On Tuesday, at Alice Tully Hall, the Chamber Music Society of Lincoln Center presented a selection of music inspired by America, as the program notes put it, with works by Louis Moreau Gottschalk, Antonin Dvořák, Charles Ives, and George Crumb.
While the composers crossed multiple centuries, the cross-generational instrumental talent included society veterans such as Gilbert Kalish on piano, baritone Randall Scarlata, as well as percussionists Christopher Froh, David Rosenbaum, Ayano Kataoka, and Eduardo Leandro, with violinist Chad Hoopes and pianist Michael Brown.
The program began with Gottschalk’s piano piece “The Union: Concert Paraphrase on National Airs,” a spectacularly dazzling nine minutes of patriotic paraphrasing of “Yankee Doodle,” “Hail, Columbia,” and “The Star-Spangled Banner.” This is what should accompany Macy’s fireworks displays, I thought, not the pop star du jour. Michael Brown displayed a virtuosity one could only dream of, turning the Steinway piano into a one-piece marching band complete with trumpet calls and realistic sounding drum rolls with the left hand attacking keys in the bass while playing “Hail, Columbia” with his right hand. More trumpet, more octaves, and a triumphant finish left the audience only wanting for a fireworks reprise.
Written in the summer of 1893, Dvořák’s “Sonatina in G major for Violin and Piano” displayed much of the raison d’être behind the composer’s move to America. As he came to absorb American music as much as he had done with the Czech folk idiom in his native land. The piece’s three short movements are part Bohemian folk song, part Indian, and part American. Dvořák drew inspiration from a visit to Minnehaha Falls in Minnesota for the second movement and his longing for his homeland for the finale.
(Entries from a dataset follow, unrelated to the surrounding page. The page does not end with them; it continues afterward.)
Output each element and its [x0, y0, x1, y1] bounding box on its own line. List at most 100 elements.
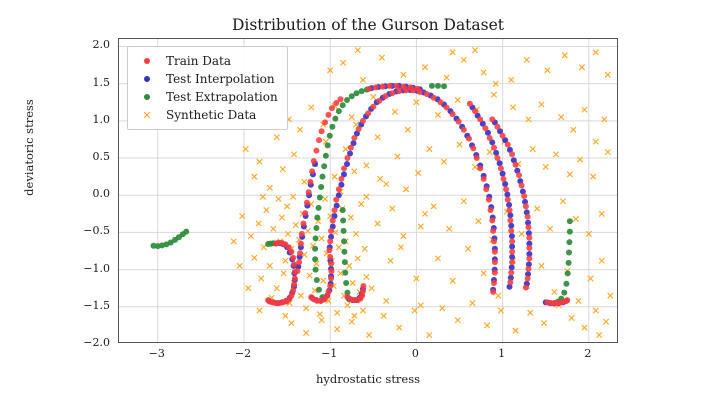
data-point [404, 126, 411, 133]
data-point [329, 217, 336, 224]
data-point [426, 145, 433, 153]
data-point [312, 235, 319, 242]
data-point [394, 153, 401, 160]
data-point [523, 56, 530, 63]
data-point [564, 270, 571, 277]
data-point [239, 212, 246, 220]
data-point [314, 214, 321, 221]
data-point [434, 255, 442, 262]
data-point [509, 243, 516, 250]
data-point [598, 210, 605, 217]
data-point [353, 90, 360, 97]
data-point [256, 158, 263, 165]
data-point [465, 245, 472, 252]
data-point [328, 275, 335, 282]
data-point [266, 262, 273, 269]
data-point [321, 195, 329, 203]
legend-item[interactable]: ✕ Synthetic Data [134, 106, 278, 124]
data-point [340, 227, 347, 234]
data-point [504, 196, 511, 203]
data-point [290, 254, 297, 261]
data-point [525, 224, 532, 231]
data-point [378, 54, 386, 61]
data-point [485, 196, 492, 203]
data-point [568, 314, 575, 322]
data-point [491, 269, 498, 276]
data-point [294, 268, 301, 275]
data-point [360, 282, 367, 289]
data-point [518, 182, 525, 189]
data-point [407, 84, 414, 91]
data-point [507, 217, 514, 224]
data-point [509, 248, 516, 255]
data-point [491, 144, 497, 151]
data-point [263, 206, 270, 214]
data-point [506, 207, 513, 214]
data-point [546, 225, 554, 232]
data-point [477, 116, 484, 123]
data-point [275, 195, 282, 203]
data-point [483, 186, 490, 193]
data-point [496, 160, 503, 167]
data-point [479, 120, 486, 127]
data-point [251, 173, 258, 180]
data-point [456, 141, 463, 148]
data-point [494, 123, 501, 130]
data-point [297, 292, 305, 299]
data-point [559, 198, 567, 205]
data-point [270, 225, 277, 232]
data-point [335, 108, 342, 115]
data-point [273, 285, 280, 292]
data-point [312, 266, 319, 273]
data-point [282, 312, 289, 319]
data-point [258, 275, 265, 282]
legend-cross-icon: ✕ [134, 110, 160, 121]
legend-label: Test Extrapolation [166, 90, 278, 104]
data-point [509, 104, 517, 111]
data-point [344, 302, 351, 309]
data-point [355, 126, 362, 133]
data-point [291, 281, 297, 288]
data-point [242, 145, 249, 153]
legend-item[interactable]: Test Interpolation [134, 70, 278, 88]
dot-icon [144, 58, 150, 64]
data-point [382, 93, 389, 100]
data-point [525, 271, 532, 278]
data-point [538, 101, 545, 108]
data-point [273, 134, 280, 141]
data-point [313, 277, 320, 284]
data-point [522, 203, 529, 210]
data-point [259, 193, 267, 200]
data-point [565, 259, 572, 266]
data-point [607, 292, 614, 299]
data-point [302, 210, 309, 217]
legend-item[interactable]: Train Data [134, 52, 278, 70]
data-point [497, 307, 505, 314]
data-point [469, 299, 476, 307]
legend-dot-icon [134, 94, 160, 100]
data-point [333, 196, 340, 203]
data-point [449, 49, 456, 56]
data-point [342, 145, 349, 153]
data-point [333, 326, 341, 333]
data-point [601, 116, 608, 123]
data-point [347, 150, 354, 157]
data-point [417, 302, 424, 309]
data-point [525, 116, 532, 123]
data-point [328, 268, 335, 275]
data-point [338, 175, 345, 182]
x-tick-label: −1 [321, 347, 338, 360]
data-point [396, 88, 403, 95]
legend-item[interactable]: Test Extrapolation [134, 88, 278, 106]
data-point [383, 180, 390, 188]
data-point [354, 47, 361, 54]
data-point [316, 137, 322, 144]
data-point [566, 218, 573, 225]
data-point [331, 207, 338, 214]
data-point [526, 245, 533, 252]
data-point [506, 201, 513, 208]
data-point [280, 270, 287, 277]
data-point [540, 320, 548, 327]
data-point [347, 144, 354, 151]
data-point [491, 280, 497, 286]
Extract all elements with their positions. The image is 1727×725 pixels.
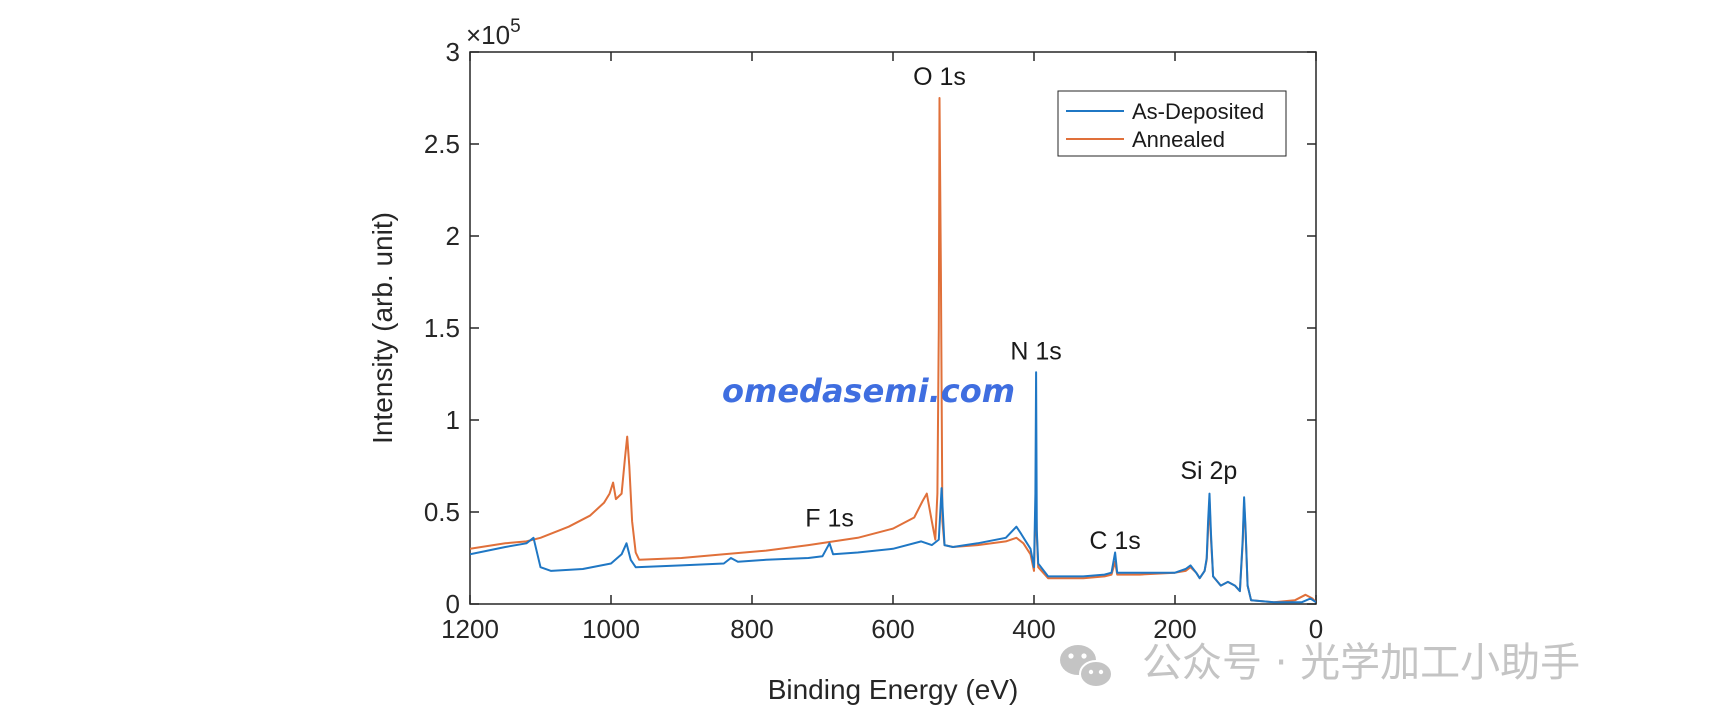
legend-label: As-Deposited [1132, 99, 1264, 124]
y-tick-label: 1.5 [424, 313, 460, 343]
series-line-as-deposited [470, 371, 1316, 604]
y-axis: 0 0.5 1 1.5 2 2.5 3 [424, 37, 1316, 619]
y-tick-label: 0.5 [424, 497, 460, 527]
peak-label: O 1s [913, 63, 966, 91]
y-tick-label: 0 [446, 589, 460, 619]
x-tick-label: 600 [871, 614, 914, 644]
x-tick-label: 1200 [441, 614, 499, 644]
y-axis-label: Intensity (arb. unit) [367, 212, 398, 444]
x-tick-label: 0 [1309, 614, 1323, 644]
legend-label: Annealed [1132, 127, 1225, 152]
x-tick-label: 400 [1012, 614, 1055, 644]
peak-labels: O 1s N 1s F 1s C 1s Si 2p [805, 63, 1237, 555]
x-tick-label: 800 [730, 614, 773, 644]
peak-label: N 1s [1010, 337, 1061, 365]
y-tick-label: 2 [446, 221, 460, 251]
x-axis: 1200 1000 800 600 400 200 0 [441, 52, 1323, 644]
legend: As-Deposited Annealed [1057, 90, 1287, 157]
y-multiplier: ×105 [466, 16, 521, 50]
x-axis-label: Binding Energy (eV) [768, 674, 1019, 705]
wechat-watermark: 公众号 · 光学加工小助手 [1142, 640, 1580, 686]
y-tick-label: 3 [446, 37, 460, 67]
peak-label: F 1s [805, 505, 854, 533]
x-tick-label: 200 [1153, 614, 1196, 644]
y-tick-label: 1 [446, 405, 460, 435]
peak-label: Si 2p [1180, 457, 1237, 485]
site-watermark: omedasemi.com [722, 372, 1015, 410]
series-layer [470, 97, 1316, 604]
x-tick-label: 1000 [582, 614, 640, 644]
series-line-annealed [470, 97, 1316, 604]
y-tick-label: 2.5 [424, 129, 460, 159]
wechat-icon [1060, 645, 1113, 688]
legend-box [1057, 90, 1287, 157]
peak-label: C 1s [1089, 527, 1140, 555]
Six songs by Ives spanned the late 1800s to the first few decades of the 20th century, including one piece “The Indians,” which showed the influence of the Wounded Knee Massacre on the composer. “The Housatonic at Stockbridge” presents the audience with an impressionistic landscape, while Scarlata’s “Charlie Rutlage” is a subtly charged cowboy ballad.
In his series of “American Songbooks,” avant garde composer George Crumb – the only composer of the evening still among us – blends spirituals, folk songs, and hymns with haunting and almost hallucination-inducing percussion. (The score directs the pianist to strike the piano’s music stand with a percussion mallet and use string piano techniques including plucking and sweeping across the strings.) At one point, Kataoka came over to sweep her hand across the Steinway grand’s strings while Kalish continued to use the keyboard.
The percussion effects throughout the piece – and I counted several dozen instruments being used by the percussionists – were astonishing.
The result was a surreal majesty that left the audience spellbound, although one can only wonder what listeners on the radio were thinking was going on without the benefit of the visual aspects of the performance art that accompanied it.